Он думал, что она тоже выкажет смущение, не сумеет укрыть от
многих глаз своего сочувствия к этому герою; он уже решил
наверное, что лесничий — герой ее романа и той тайны, которую
Вера укрывала.
«И кому, как не ему, писать на синей бумаге!» — думал он.
Ему любопытно было наблюдать, как она скажется: трепетом,
мерцанием взгляда или окаменелым безмолвием.
А ничего этого не было. Вера явилась тут еще в новом свете. В
каждом ее взгляде и слове, обращенном к Тушину, Райский заметил
прежде всего простоту, доверие, ласку, теплоту, какой он не
заметил у ней
в обращении ни с кем, даже с бабушкой и Марфинькой.
Бабушки она как будто остерегалась, Марфинькой немного
пренебрегала, а когда глядела на Тушина, говорила с ним,
подавала руку — видно было, что они друзья.
В ней открыто высказывалась та дружба, на которую намекала она и
ему, Райскому, и которой он добивался и не успел добиться.
Чем же добился ее этот лесничий? Что их связывает друг с другом?

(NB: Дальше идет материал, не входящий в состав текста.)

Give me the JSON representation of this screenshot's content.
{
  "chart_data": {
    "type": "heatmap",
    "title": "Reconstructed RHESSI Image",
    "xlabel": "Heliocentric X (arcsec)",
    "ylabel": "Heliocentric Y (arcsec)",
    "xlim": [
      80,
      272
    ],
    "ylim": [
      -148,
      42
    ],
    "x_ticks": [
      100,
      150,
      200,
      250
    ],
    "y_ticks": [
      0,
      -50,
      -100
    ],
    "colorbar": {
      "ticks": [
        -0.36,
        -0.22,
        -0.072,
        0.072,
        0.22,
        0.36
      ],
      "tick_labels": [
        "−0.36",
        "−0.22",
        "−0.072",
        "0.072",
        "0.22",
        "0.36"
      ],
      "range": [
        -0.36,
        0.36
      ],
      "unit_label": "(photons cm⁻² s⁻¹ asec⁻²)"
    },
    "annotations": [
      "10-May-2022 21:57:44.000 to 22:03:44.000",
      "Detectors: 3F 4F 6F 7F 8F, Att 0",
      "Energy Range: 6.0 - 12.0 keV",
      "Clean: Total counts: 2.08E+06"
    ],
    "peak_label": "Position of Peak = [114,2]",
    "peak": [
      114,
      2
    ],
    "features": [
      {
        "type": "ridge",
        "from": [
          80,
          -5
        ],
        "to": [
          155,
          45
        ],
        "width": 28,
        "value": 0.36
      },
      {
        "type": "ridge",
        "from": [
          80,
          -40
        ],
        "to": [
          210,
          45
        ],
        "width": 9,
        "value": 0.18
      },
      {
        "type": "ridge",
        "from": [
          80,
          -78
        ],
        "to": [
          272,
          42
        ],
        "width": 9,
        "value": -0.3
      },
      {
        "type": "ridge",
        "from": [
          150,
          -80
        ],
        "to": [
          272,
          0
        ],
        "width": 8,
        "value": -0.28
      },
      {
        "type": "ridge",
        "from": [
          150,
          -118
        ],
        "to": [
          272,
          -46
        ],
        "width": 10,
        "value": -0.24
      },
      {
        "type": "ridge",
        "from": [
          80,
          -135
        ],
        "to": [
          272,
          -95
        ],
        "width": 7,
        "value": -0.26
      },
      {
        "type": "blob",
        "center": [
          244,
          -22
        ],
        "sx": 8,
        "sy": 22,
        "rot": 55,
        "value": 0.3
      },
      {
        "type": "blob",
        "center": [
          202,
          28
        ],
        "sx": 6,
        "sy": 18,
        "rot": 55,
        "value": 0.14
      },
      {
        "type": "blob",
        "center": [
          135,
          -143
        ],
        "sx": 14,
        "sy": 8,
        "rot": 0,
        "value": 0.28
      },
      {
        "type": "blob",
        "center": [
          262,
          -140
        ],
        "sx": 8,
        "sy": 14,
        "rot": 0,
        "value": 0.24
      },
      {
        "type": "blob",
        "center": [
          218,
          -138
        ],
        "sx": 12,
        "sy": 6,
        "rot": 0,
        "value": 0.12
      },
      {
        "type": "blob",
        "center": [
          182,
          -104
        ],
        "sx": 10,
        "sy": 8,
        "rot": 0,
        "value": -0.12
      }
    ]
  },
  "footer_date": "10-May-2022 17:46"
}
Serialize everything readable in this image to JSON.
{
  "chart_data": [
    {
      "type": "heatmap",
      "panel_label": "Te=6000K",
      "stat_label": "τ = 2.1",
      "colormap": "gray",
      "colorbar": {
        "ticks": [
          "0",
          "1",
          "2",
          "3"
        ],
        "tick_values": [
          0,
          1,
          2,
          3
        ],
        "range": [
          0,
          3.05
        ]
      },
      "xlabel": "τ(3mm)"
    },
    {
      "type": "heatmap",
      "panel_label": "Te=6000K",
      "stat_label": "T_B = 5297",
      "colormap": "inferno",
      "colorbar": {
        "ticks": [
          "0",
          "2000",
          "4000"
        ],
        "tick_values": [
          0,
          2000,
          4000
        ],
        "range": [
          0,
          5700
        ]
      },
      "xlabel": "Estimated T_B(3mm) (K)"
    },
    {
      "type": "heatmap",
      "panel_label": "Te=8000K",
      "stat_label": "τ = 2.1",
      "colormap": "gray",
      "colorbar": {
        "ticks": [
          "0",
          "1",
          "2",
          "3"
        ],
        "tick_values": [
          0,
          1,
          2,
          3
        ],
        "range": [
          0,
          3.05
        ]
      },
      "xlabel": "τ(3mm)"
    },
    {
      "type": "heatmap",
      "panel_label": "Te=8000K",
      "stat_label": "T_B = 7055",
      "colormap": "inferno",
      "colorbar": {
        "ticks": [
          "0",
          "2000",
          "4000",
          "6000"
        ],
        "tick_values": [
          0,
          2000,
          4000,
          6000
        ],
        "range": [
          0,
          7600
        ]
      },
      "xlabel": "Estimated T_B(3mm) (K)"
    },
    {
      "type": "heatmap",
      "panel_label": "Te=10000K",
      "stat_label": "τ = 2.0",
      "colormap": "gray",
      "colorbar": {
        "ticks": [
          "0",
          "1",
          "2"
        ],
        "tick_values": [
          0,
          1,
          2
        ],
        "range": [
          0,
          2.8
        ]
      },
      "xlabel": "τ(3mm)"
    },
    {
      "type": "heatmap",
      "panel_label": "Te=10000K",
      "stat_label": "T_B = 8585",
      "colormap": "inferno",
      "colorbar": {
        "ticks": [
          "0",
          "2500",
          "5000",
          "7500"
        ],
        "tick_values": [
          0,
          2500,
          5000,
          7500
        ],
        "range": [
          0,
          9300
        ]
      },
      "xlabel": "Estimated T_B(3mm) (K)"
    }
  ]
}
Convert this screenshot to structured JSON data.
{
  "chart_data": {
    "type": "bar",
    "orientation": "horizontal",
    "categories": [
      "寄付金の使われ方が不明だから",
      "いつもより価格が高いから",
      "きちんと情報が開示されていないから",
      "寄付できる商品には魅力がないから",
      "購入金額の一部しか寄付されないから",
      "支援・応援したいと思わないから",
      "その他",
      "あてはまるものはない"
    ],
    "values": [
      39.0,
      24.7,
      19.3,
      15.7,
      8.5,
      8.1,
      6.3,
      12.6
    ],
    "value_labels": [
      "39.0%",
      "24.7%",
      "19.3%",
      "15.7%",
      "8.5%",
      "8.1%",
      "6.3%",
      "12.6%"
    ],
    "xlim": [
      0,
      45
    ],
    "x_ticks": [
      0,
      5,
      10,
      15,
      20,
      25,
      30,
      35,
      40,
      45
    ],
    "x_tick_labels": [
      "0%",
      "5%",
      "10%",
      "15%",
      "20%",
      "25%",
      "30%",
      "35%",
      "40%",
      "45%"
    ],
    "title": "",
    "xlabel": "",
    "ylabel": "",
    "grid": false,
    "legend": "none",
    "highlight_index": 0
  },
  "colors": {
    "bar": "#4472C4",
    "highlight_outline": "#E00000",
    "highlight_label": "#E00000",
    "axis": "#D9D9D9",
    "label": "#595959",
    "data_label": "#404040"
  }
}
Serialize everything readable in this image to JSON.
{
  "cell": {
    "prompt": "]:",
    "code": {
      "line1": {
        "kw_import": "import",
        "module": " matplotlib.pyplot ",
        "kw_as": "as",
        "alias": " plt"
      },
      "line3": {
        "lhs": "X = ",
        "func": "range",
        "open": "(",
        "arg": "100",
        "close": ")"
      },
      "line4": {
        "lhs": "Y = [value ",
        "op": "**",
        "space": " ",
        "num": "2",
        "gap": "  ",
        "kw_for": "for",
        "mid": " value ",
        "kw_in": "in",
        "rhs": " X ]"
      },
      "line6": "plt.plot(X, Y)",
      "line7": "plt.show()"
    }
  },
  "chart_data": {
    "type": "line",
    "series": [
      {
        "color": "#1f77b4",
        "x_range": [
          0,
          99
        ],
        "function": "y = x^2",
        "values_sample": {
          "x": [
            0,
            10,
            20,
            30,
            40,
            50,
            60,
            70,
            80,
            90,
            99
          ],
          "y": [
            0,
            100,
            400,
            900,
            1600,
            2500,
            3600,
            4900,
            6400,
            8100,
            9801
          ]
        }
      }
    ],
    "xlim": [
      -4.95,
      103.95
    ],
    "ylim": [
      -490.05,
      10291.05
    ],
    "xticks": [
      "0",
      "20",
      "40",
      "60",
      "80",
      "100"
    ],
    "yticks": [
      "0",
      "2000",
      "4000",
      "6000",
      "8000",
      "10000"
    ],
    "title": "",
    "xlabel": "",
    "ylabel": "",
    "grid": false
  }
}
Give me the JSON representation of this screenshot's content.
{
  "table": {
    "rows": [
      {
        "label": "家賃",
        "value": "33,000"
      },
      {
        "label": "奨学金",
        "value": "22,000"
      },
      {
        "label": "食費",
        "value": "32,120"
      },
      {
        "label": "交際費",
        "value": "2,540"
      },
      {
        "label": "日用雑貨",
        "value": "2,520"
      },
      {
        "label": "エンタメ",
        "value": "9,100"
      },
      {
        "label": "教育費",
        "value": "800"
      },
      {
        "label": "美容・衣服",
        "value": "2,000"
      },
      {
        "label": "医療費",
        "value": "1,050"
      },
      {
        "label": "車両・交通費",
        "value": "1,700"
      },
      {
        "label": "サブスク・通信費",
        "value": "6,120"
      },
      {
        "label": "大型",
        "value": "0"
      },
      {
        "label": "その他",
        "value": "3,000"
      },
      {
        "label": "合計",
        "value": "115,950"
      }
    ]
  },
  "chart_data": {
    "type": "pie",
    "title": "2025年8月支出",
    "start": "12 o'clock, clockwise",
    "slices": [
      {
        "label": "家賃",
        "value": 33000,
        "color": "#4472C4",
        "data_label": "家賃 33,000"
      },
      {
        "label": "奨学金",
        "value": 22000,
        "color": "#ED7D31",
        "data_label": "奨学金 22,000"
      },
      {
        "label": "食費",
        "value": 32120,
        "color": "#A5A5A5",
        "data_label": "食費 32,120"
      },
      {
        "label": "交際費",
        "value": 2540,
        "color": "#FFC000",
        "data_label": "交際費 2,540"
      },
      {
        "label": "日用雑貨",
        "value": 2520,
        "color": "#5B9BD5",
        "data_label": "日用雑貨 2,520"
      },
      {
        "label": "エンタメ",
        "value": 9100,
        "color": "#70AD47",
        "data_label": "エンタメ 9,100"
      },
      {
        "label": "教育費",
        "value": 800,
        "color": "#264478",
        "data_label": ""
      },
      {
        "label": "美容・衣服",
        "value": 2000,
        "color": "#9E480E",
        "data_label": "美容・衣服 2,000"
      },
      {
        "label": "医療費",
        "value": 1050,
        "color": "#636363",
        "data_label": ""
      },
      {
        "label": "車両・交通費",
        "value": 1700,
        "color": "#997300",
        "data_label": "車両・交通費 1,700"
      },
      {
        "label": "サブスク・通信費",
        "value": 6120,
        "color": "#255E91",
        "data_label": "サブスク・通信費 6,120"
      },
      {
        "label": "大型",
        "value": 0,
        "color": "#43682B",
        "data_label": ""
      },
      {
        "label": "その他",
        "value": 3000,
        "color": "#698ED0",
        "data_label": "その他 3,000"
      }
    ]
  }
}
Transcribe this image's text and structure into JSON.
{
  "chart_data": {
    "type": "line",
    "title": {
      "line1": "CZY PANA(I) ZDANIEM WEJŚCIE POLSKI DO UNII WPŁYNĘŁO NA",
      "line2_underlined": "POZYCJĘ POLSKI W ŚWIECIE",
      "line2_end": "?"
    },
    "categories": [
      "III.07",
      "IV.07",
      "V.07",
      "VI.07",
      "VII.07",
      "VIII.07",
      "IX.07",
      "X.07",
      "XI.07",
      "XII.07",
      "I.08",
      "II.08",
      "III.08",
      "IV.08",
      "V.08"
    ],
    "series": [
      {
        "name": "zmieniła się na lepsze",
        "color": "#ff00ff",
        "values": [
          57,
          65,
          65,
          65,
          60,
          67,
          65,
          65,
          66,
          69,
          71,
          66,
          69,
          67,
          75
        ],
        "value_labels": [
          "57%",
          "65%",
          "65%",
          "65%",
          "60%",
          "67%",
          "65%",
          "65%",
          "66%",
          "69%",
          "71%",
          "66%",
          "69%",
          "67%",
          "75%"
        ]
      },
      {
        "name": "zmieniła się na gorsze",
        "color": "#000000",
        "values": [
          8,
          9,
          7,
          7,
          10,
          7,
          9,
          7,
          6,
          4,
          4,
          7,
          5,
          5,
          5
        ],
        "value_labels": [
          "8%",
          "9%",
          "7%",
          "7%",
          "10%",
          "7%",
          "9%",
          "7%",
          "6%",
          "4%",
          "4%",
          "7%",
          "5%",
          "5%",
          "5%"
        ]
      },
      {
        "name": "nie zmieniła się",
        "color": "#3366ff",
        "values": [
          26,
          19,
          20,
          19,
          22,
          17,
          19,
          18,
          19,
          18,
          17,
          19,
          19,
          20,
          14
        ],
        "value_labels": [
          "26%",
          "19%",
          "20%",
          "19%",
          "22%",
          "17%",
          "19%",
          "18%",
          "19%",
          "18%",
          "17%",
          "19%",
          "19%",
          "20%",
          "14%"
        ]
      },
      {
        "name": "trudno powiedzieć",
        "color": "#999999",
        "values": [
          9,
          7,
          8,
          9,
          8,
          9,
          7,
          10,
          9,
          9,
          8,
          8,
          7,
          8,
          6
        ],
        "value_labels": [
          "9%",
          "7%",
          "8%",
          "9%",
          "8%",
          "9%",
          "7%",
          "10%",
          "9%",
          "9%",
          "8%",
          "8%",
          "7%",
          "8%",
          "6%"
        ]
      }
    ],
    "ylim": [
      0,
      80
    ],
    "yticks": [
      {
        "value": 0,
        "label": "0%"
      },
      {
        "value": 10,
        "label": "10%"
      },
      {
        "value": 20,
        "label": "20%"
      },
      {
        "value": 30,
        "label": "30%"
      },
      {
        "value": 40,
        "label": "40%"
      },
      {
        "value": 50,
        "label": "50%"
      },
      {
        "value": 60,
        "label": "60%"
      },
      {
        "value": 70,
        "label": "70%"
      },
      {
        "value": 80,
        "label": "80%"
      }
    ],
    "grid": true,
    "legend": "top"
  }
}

Как они сошлись? Сознательно ли, то есть отыскав и полюбив один
в другом известную сумму приятных каждому свойств, или просто
угадали взаимно характеры и бессознательно, без всякого анализа,
привязались один к другому?
Три дня прожил лесничий по делам в городе и в доме Татьяны
Марковны, и три дня Райский прилежно искал ключа к этому новому
характеру, к его положению в жизни и к его роли в сердце Веры.
Ивана Ивановича «лесничим» прозвали потому, что он жил в самой
чаще леса, в собственной усадьбе, сам занимался с любовью этим
лесом, растил, холил, берег его, с одной стороны, а с другой —
рубил, продавал и сплавлял по Волге. Лесу было несколько тысяч
десятин, и лесное хозяйство устроено и ведено было с редкою
аккуратностью; у него одного в той стороне устроен был паровой
пильный завод, и всем заведывал, над всем наблюдал сам Тушин.
В промежутках он ходил на охоту, удил рыбу, с удовольствием
посещал холостых соседей, принимал иногда у себя и любил изредка
покутить, то есть заложить несколько троек, большею частию
горячих лошадей, понестись с ватагой приятелей верст за сорок к
дальнему соседу и там пропировать суток трое, а потом с ними
вернуться к себе или поехать в город, возмутить тишину сонного
города такой громадной пирушкой, что дрогнет всё в городе, потом
пропасть месяца на три у себя, так что о нем ни слуху ни духу.
Там он опять рубит и сплавляет лес, или с двумя егерями
разрезывает его вдоль и поперек, не то объезжает тройки
купленных на ярмарке новых лошадей, или залезет зимой в трущобу
леса и выжидает медведя, колотит волков.
Не раз от этих потех Тушин недели по три лежал с завязанной
рукой, с попорченным ухарской тройкой плечом, а иногда
исцарапанным медвежьей лапой лбом.
Но ему нравилась эта жизнь, и он не покидал ее. Дома он читал
увражи по агрономической и вообще по хозяйственной части, держал
сведущего немца, специалиста по лесному хозяйству, но не
отдавался ему в опеку, требовал его советов, а распоряжался сам,
с помощию двух приказчиков и артелью своих и нанятых рабочих. В
свободное время он любил читать французские романы: это был
единственный оттенок изнеженности в этой, впрочем обыкновенной,
жизни многих обитателей наших отдаленных углов.
Райский узнал, что Тушин встречал Веру у священника и даже
приезжал всякий раз нарочно туда, когда узнавал, что Вера гостит
у попадьи. Это сама Вера сказывала ему. И Вера с попадьей бывали
у него в усадьбе, прозванной «Дымок», потому что издали, с горы,
в чаще леса, она только и подавала знак своего существования
выходившим из труб дымом.
Тушин жил с сестрой, старой девушкой, Анной Ивановной — и к ней
ездили Вера с попадьей. Эту же Анну Ивановну любила и бабушка; и
когда она являлась в город, то Татьяна Марковна была счастлива.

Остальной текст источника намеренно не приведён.